On Tuesday the commission will unveil a road-map on climate and energy policy.
Its own analysis said that an EU target of a 25% cut by 2020 could easily be met, and would be economically better than the existing target of 20%.
However, a senior diplomatic source has told BBC News that the final version will explicitly urge sticking at 20%.
The news has disappointed climate campaigners who accused heavy industries of "scaremongering".
The commission is also set to recommend that some of the 20% reduction can be achieved through buying emission credits from overseas, rather than entirely through cuts at home.
The analysis - leaked in a draft version of the road-map two weeks ago - said the price of carbon should be maintained through "setting aside" some of the allowances to emit that EU nations will receive for the period 2013-2020.
However, the BBC's source said this set-aside would not now be happening.
The door will be left open to adopting a 30% target if there is a new global deal under the UN climate negotiations.
The two commission directorates most closely involved in the issue - energy and climate - have been at loggerheads on the EU's ideal scale of ambition.
In the middle of last year, climate commissioner Connie Hedegaard released research showing that the economic slump had reduced emissions so much that the 20% or 30% targets would both be far cheaper to achieve than when they were adopted in 2008.
Emissions from industry, for example, fell by nearly 12% during 2009.
A group of academics calculated that given this fall, meeting the 20% target was tantamount to "business as usual".

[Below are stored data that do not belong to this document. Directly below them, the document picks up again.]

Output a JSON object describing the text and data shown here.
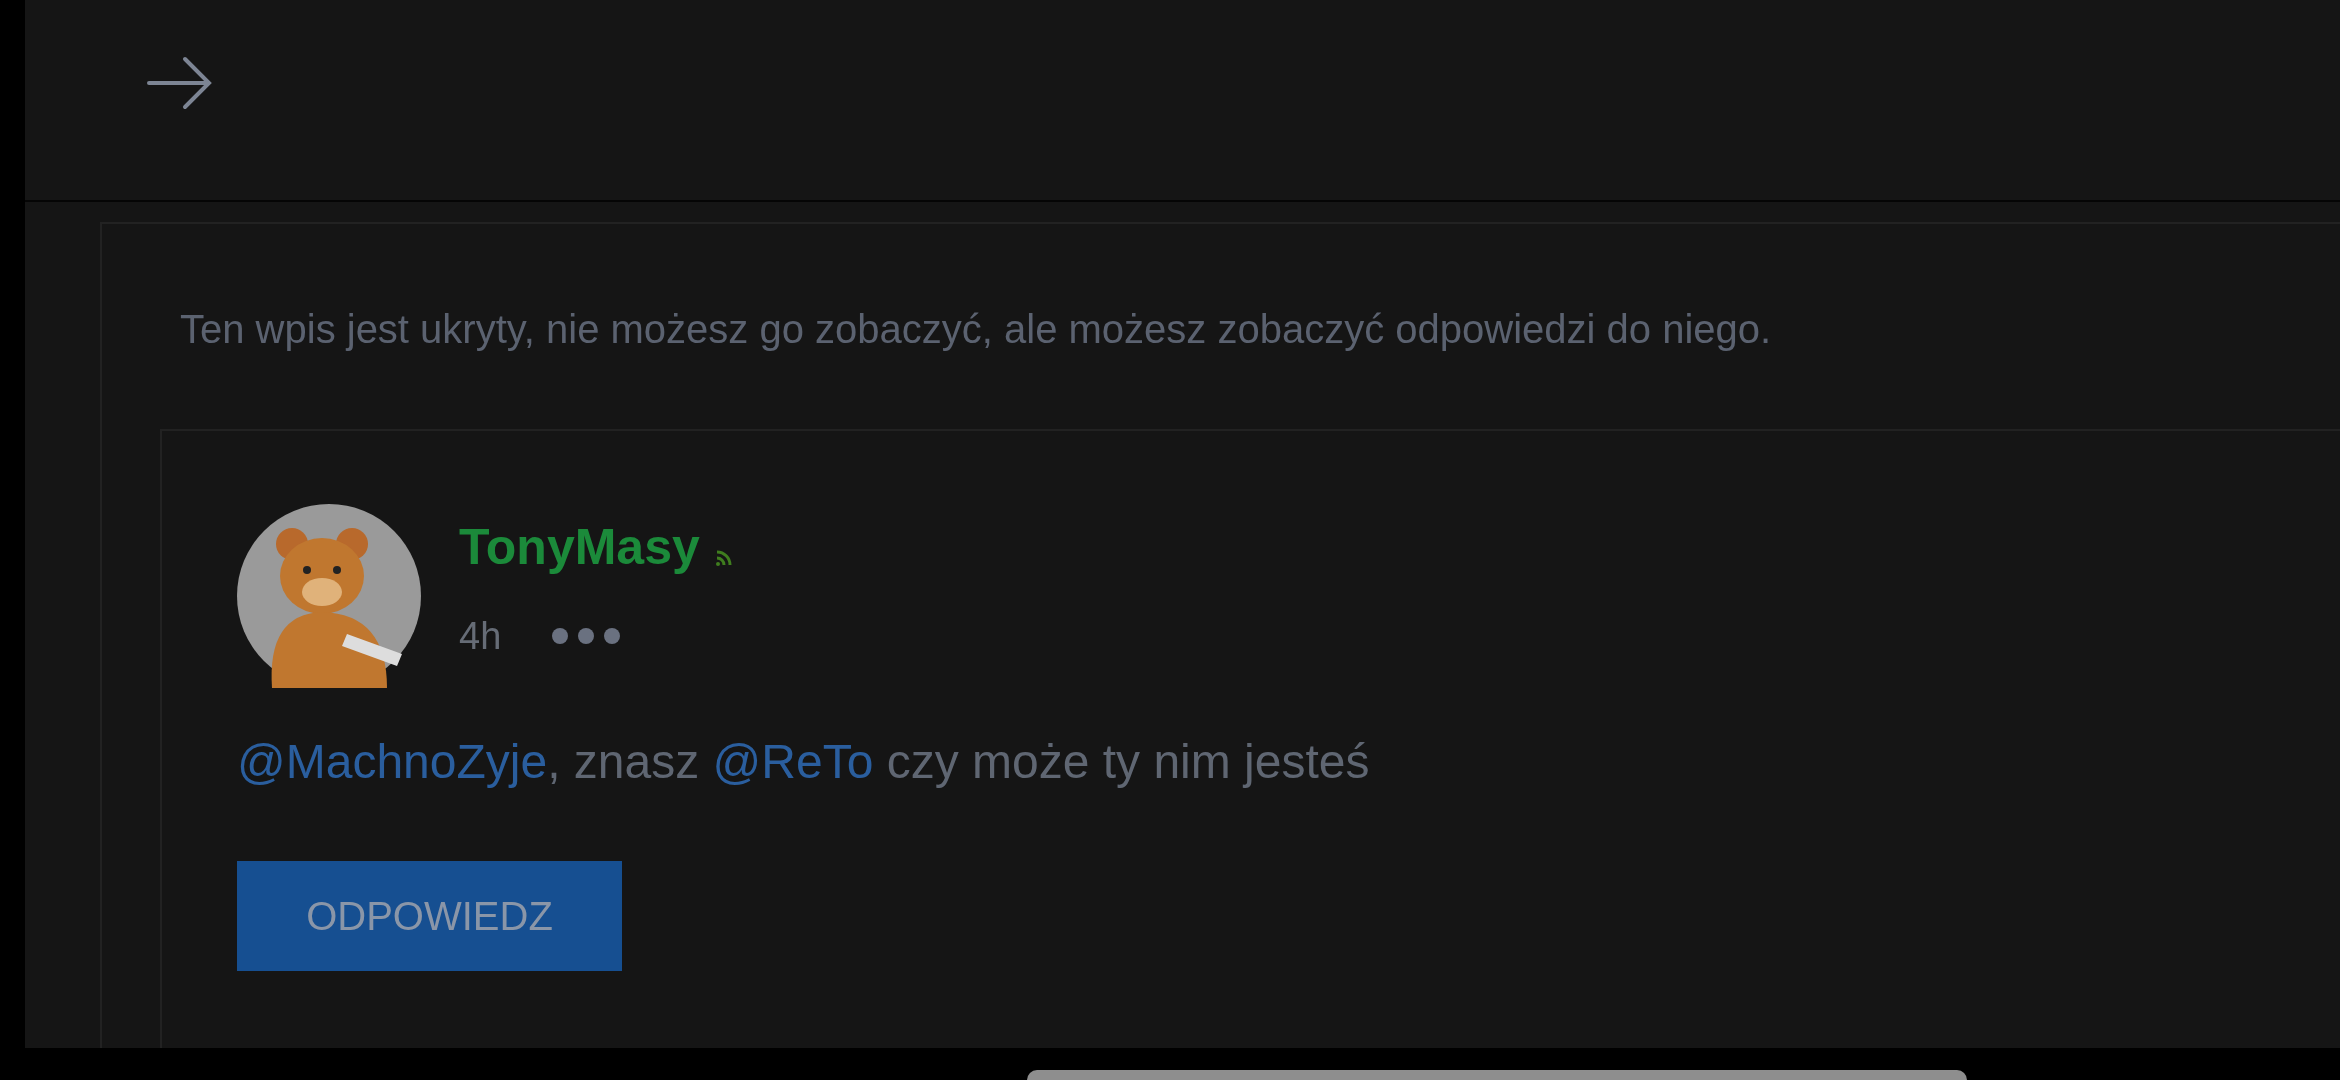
{
  "notice": "Ten wpis jest ukryty, nie możesz go zobaczyć, ale możesz zobaczyć odpowiedzi do niego.",
  "reply": {
    "author": "TonyMasy",
    "time": "4h",
    "body": [
      {
        "kind": "mention",
        "text": "@MachnoZyje"
      },
      {
        "kind": "text",
        "text": ", znasz "
      },
      {
        "kind": "mention",
        "text": "@ReTo"
      },
      {
        "kind": "text",
        "text": " czy może ty nim jesteś"
      }
    ],
    "button": "ODPOWIEDZ"
  }
}
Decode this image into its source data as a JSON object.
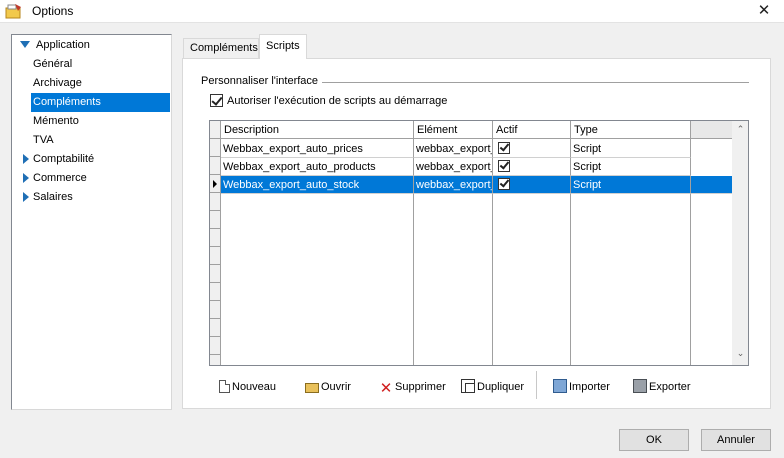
{
  "window": {
    "title": "Options",
    "close_glyph": "✕",
    "app_icon": "app-folder-icon"
  },
  "tree": {
    "items": [
      {
        "label": "Application",
        "level": 0,
        "expanded": true
      },
      {
        "label": "Général",
        "level": 1
      },
      {
        "label": "Archivage",
        "level": 1
      },
      {
        "label": "Compléments",
        "level": 1,
        "selected": true
      },
      {
        "label": "Mémento",
        "level": 1
      },
      {
        "label": "TVA",
        "level": 1
      },
      {
        "label": "Comptabilité",
        "level": 0,
        "expanded": false
      },
      {
        "label": "Commerce",
        "level": 0,
        "expanded": false
      },
      {
        "label": "Salaires",
        "level": 0,
        "expanded": false
      }
    ]
  },
  "tabs": [
    {
      "label": "Compléments",
      "active": false
    },
    {
      "label": "Scripts",
      "active": true
    }
  ],
  "scripts_panel": {
    "group_label": "Personnaliser l'interface",
    "autorun_checkbox": {
      "label": "Autoriser l'exécution de scripts au démarrage",
      "checked": true
    }
  },
  "grid": {
    "columns": [
      "Description",
      "Elément",
      "Actif",
      "Type"
    ],
    "rows": [
      {
        "description": "Webbax_export_auto_prices",
        "element": "webbax_export_",
        "active": true,
        "type": "Script",
        "selected": false
      },
      {
        "description": "Webbax_export_auto_products",
        "element": "webbax_export_",
        "active": true,
        "type": "Script",
        "selected": false
      },
      {
        "description": "Webbax_export_auto_stock",
        "element": "webbax_export_",
        "active": true,
        "type": "Script",
        "selected": true
      }
    ],
    "scroll_up_glyph": "⌃",
    "scroll_down_glyph": "⌄"
  },
  "toolbar": {
    "new_label": "Nouveau",
    "open_label": "Ouvrir",
    "delete_label": "Supprimer",
    "duplicate_label": "Dupliquer",
    "import_label": "Importer",
    "export_label": "Exporter",
    "delete_glyph": "✕"
  },
  "footer": {
    "ok_label": "OK",
    "cancel_label": "Annuler"
  },
  "colors": {
    "selection": "#0078d7",
    "tree_arrow": "#1f6fb5"
  }
}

Environmental groups have urged that in order to meet its "fair share" of global emissions cuts, and to re-invigorate the UN process, the EU should be contemplating 40%.
But energy commissioner Gunther Oettinger recently declared that going above 20% would lead to the "de-industrialisation" of Europe.

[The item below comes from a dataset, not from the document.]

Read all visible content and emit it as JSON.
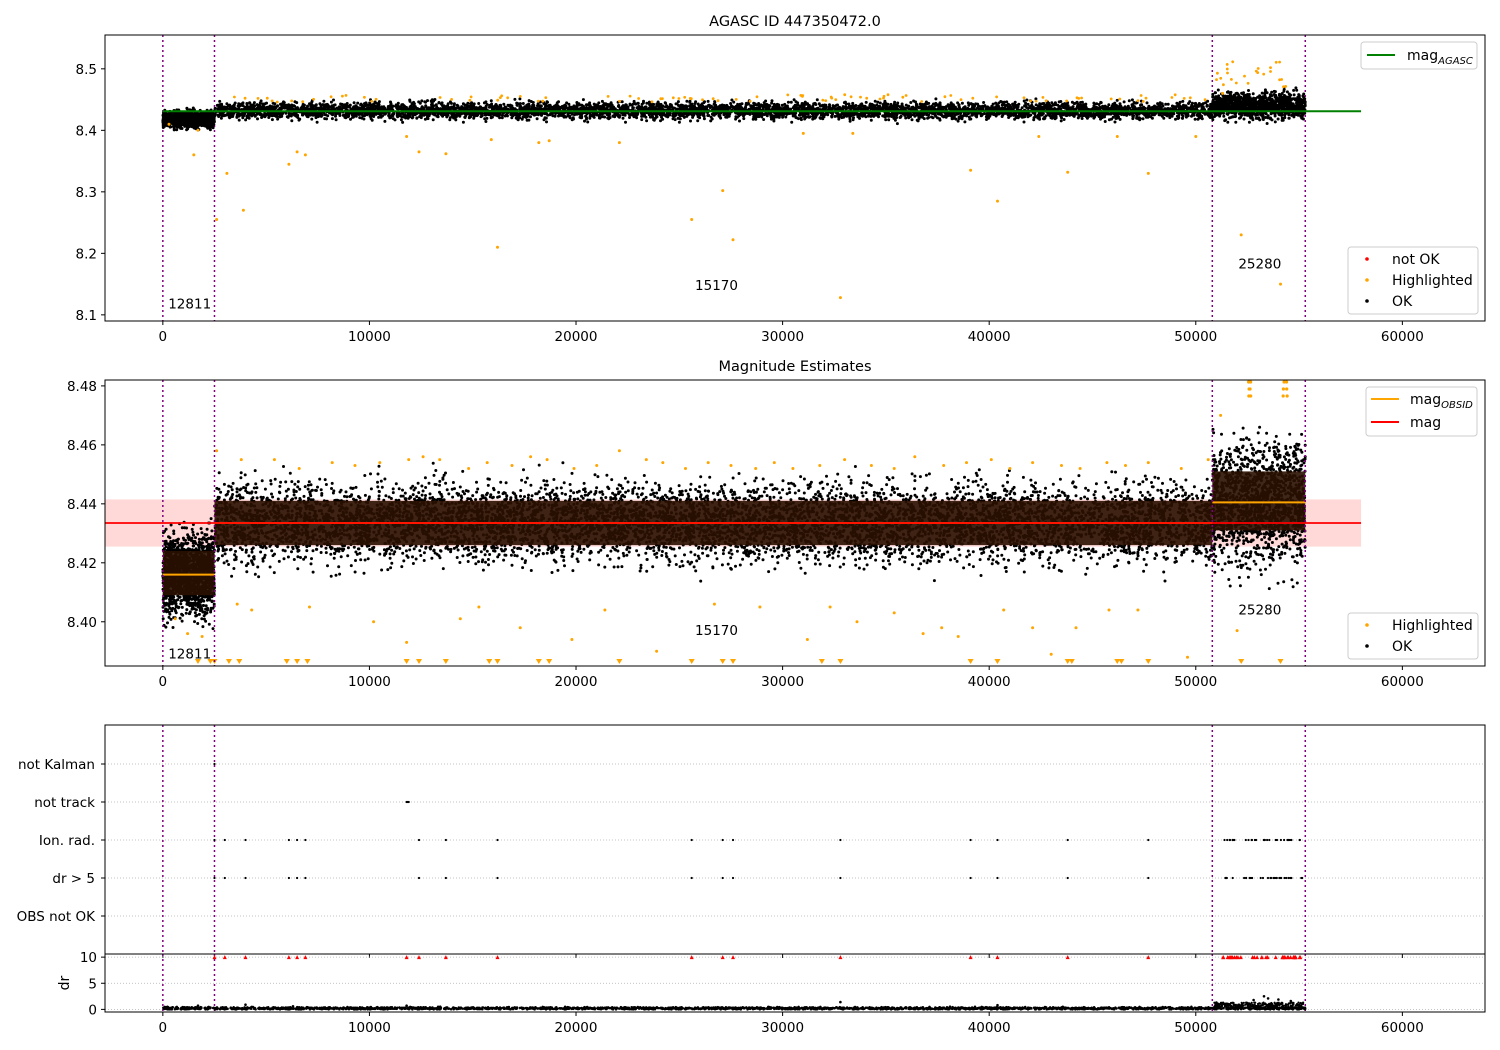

"Yet again it seems the scaremongering tactics of a handful of well connected industrial lobbyists have successfully castrated Europe's climate ambitions," said Baroness (Bryony) Worthington, director of the campaign organisation Sandbag.

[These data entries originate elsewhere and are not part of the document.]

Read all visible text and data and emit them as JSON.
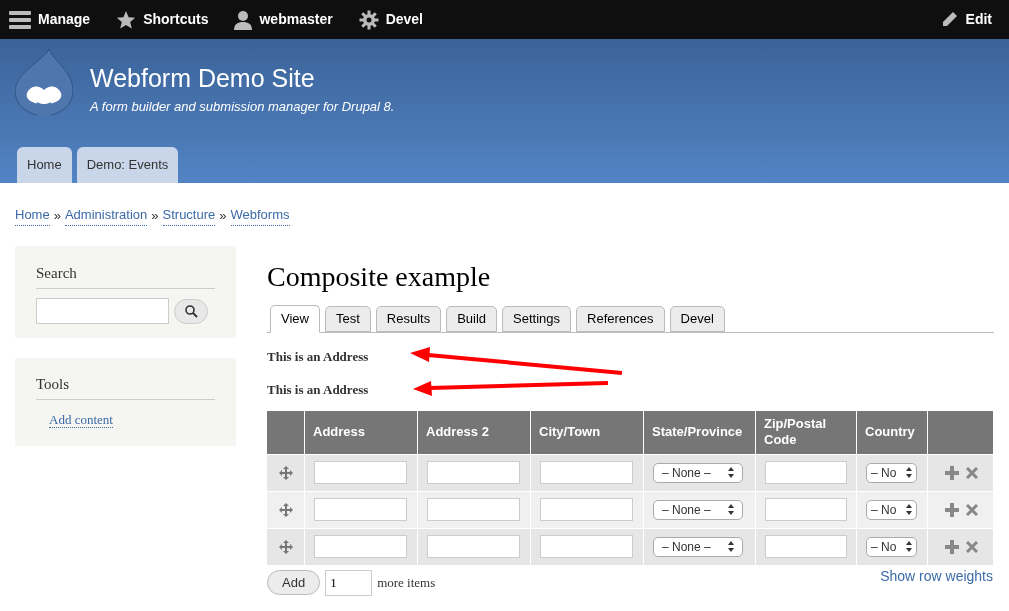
{
  "toolbar": {
    "items": [
      {
        "kind": "menu",
        "label": "Manage"
      },
      {
        "kind": "star",
        "label": "Shortcuts"
      },
      {
        "kind": "user",
        "label": "webmaster"
      },
      {
        "kind": "gear",
        "label": "Devel"
      }
    ],
    "edit": "Edit"
  },
  "header": {
    "site_name": "Webform Demo Site",
    "slogan": "A form builder and submission manager for Drupal 8.",
    "tabs": [
      {
        "label": "Home",
        "selected": false
      },
      {
        "label": "Demo: Events",
        "selected": false
      }
    ]
  },
  "breadcrumb": {
    "links": [
      "Home",
      "Administration",
      "Structure",
      "Webforms"
    ],
    "separators": [
      "»",
      "»",
      "»"
    ]
  },
  "sidebar": {
    "search": {
      "title": "Search"
    },
    "tools": {
      "title": "Tools",
      "links": [
        "Add content"
      ]
    }
  },
  "page_title": "Composite example",
  "tabs": [
    {
      "label": "View",
      "selected": true
    },
    {
      "label": "Test",
      "selected": false
    },
    {
      "label": "Results",
      "selected": false
    },
    {
      "label": "Build",
      "selected": false
    },
    {
      "label": "Settings",
      "selected": false
    },
    {
      "label": "References",
      "selected": false
    },
    {
      "label": "Devel",
      "selected": false
    }
  ],
  "labels": [
    "This is an Address",
    "This is an Address"
  ],
  "table": {
    "columns": [
      "Address",
      "Address 2",
      "City/Town",
      "State/Province",
      "Zip/Postal Code",
      "Country"
    ],
    "rows": [
      {
        "state": "– None –",
        "country": "– No"
      },
      {
        "state": "– None –",
        "country": "– No"
      },
      {
        "state": "– None –",
        "country": "– No"
      }
    ]
  },
  "add": {
    "button": "Add",
    "count": "1",
    "suffix": "more items"
  },
  "show_weights": "Show row weights"
}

"The smokestack industries of Europe are wrong when they claim that the only way to meet our targets is through de-industrialisation; investing in new clean energy technologies will actually boost economic activity," she told BBC News.
"They also fail to mention that many of them are handsomely profiting from the sale of spare emissions permits which leave them largely untouched by requirements to reduce emissions."
However, some branches of industry do want tougher targets. Earlier this week, a group of bosses from leading energy companies urged the commission to go for at least 25%.
"As leaders of utility companies we know that the benefits of early action far outweigh the costs of inertia or delayed action," they said.
"Private investors take their signals from such target and... this will deliver more new jobs in innovative environmental and clean technologies and will secure competitive advantage within the borders of the EU."
Back in 2008, the EU set three parallel targets for 2020:
- cutting emissions by 20% from 1990 levels
- delivering at least 20% of its energy from renewable sources
- increasing energy efficiency by 20%
The bloc is on target to achieve the first two, but not yet the third; and the commission is due shortly to release a document setting out what extra needs to be done to meet it.
Calculations done for the road-map show that if that is achieved on top of the renewables target, emissions will fall 25% from 1990 levels by 2020.
They also show that a 25% cut would set the EU on the most economic pathway to achieving an 80-95% cut by 2050, the agreed long-term goal.
Nevertheless, the BBC's source said, concerns over the short-term impact of such a target meant 20% would be explicitly retained, as would the caveat that international trading could be used to meet it.
Not all of the road-map's wording has been agreed, but the final version is due to be published on Tuesday afternoon.
Member states would then have to ratify it in order for its contents to become official EU policy.